How to Heal from Childhood Trauma

Children are often viewed as highly resilient and able to bounce back from just about any situation, but traumatic experiences in childhood can have severe, long-lasting effects well into adulthood if they are left unresolved. Childhood trauma can result from anything that makes a child feel helpless and disrupts their sense of safety and security – including sexual, physical, or verbal abuse; domestic violence; an unstable or unsafe environment; separation from a parent; neglect; bullying; serious illness; or intrusive medical procedures.

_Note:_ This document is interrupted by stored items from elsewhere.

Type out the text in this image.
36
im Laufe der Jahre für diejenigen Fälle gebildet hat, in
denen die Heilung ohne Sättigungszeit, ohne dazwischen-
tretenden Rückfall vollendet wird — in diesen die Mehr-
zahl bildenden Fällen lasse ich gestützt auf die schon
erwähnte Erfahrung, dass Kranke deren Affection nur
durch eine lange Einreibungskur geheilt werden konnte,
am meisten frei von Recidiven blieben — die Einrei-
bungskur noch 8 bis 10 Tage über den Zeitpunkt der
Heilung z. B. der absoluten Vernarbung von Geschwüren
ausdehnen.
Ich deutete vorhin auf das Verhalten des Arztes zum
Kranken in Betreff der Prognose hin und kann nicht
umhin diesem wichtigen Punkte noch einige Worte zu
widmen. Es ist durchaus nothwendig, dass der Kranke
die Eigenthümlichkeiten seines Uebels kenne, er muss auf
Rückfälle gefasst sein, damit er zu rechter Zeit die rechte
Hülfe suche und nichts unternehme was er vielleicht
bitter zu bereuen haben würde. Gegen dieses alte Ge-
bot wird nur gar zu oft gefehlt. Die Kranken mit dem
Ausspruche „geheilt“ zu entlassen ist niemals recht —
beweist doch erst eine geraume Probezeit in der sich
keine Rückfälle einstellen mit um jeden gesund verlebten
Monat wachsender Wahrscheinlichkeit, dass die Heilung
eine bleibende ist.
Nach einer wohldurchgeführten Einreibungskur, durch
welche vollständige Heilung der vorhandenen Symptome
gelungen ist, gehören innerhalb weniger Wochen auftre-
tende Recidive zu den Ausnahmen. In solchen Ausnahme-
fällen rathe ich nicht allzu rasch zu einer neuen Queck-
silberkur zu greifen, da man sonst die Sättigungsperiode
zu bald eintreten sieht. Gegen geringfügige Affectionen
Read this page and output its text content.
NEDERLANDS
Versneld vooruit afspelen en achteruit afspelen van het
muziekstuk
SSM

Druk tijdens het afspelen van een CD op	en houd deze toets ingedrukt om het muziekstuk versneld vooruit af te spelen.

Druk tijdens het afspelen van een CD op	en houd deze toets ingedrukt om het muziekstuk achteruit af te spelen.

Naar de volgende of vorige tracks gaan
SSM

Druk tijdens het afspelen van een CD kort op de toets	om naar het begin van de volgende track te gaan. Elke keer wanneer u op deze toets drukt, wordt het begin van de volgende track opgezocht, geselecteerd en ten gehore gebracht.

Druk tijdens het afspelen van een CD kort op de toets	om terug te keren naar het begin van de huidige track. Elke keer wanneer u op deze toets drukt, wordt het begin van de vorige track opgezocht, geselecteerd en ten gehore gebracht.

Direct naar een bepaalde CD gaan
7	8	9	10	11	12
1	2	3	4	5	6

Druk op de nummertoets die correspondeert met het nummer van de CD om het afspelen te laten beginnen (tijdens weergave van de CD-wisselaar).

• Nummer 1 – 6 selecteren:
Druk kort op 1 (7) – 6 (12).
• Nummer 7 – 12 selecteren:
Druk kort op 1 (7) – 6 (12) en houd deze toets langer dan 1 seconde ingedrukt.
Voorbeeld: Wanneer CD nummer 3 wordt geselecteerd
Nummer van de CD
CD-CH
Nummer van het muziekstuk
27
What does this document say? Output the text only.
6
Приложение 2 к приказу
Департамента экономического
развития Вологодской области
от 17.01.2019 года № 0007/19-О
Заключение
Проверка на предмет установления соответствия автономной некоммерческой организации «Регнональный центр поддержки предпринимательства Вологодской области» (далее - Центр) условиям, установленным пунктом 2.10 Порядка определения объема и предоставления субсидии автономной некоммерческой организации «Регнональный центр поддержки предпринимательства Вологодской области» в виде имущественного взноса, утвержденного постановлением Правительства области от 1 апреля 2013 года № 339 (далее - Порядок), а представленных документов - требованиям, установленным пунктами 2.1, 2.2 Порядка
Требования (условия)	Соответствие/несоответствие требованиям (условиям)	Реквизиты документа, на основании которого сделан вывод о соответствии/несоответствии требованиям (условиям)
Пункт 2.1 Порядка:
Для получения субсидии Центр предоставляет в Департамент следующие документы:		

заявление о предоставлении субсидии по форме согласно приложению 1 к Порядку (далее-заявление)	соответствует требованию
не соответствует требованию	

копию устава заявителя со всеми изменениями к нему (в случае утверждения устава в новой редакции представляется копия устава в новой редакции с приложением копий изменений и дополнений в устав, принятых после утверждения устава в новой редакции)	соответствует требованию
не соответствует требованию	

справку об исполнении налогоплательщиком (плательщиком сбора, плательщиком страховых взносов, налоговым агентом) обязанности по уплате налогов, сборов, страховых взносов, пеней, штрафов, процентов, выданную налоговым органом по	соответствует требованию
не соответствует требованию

How to Heal from Childhood Trauma

If you are living with the emotional and psychological consequences of a traumatic childhood, there is hope. Here are some ways to heal your childhood trauma and reclaim your life – 

  • Acknowledge and recognize the trauma for what it is. Victims of childhood trauma often spend years minimizing the event or dismissing it by pretending that it did not happen or by succumbing to feelings of guilt or self-blame. The only way you can begin healing is to acknowledge that a traumatic event did occur and that you were not responsible for it.
  • Reclaim control. Feelings of helplessness can carry well over into adulthood and can make you feel and act like a perpetual victim, causing you to make choices based on your past pain. When you are a victim, the past is often in control of your present. However, when you have conquered your pain, the present is controlled by you. There may always be a battle between the past and present, but as long as you are willing to let go of the old defenses and crutches you used as a child to navigate your trauma, you will be able to reclaim control of your life now and heal your pain.
  • Seek support and do not isolate yourself. A natural instinct that many trauma survivors have is to withdraw from others, but this will only make things worse. A big part of the healing process is connecting to other people, so make the effort to maintain your relationships and seek support. Talk to a trusted family member, friend, or counselor and consider joining a support group for survivors of childhood trauma.
  • Take care of your health. Your ability to cope with stress will increase if you are healthy. Establish a daily routine that allows you to get plenty of rest, eat a well-balanced diet, and exercise regularly. Most importantly, stay away from alcohol and drugs. These might provide temporary relief but will inevitably increase your feelings of depression, anxiety, and isolation and can worsen your trauma symptoms.
  • Learn the true meaning of acceptance and letting go. Just because you accept something does not mean that you are embracing your trauma or that you like it or agree with it. Acceptance means that you have decided what you are going to do with it. You can decide to let it rule your life, or you can decide to let it go. Letting go does not mean that it is magically gone. Letting go means no longer allowing your bad memories and feelings of a bad childhood to rob yourself of living a good life now.

Be patient with yourself. When you have been seriously hurt as a child, you tend to develop out-of-control emotions, hopelessness, defense mechanisms, and warped perceptions that are difficult to let go of. It will take a lot of time and hard work to let go of these feelings. Be patient with yourself and honor your progress, no matter how small it may seem. It is the little victories in your recovery that will eventually help you win the battle of healing your childhood trauma.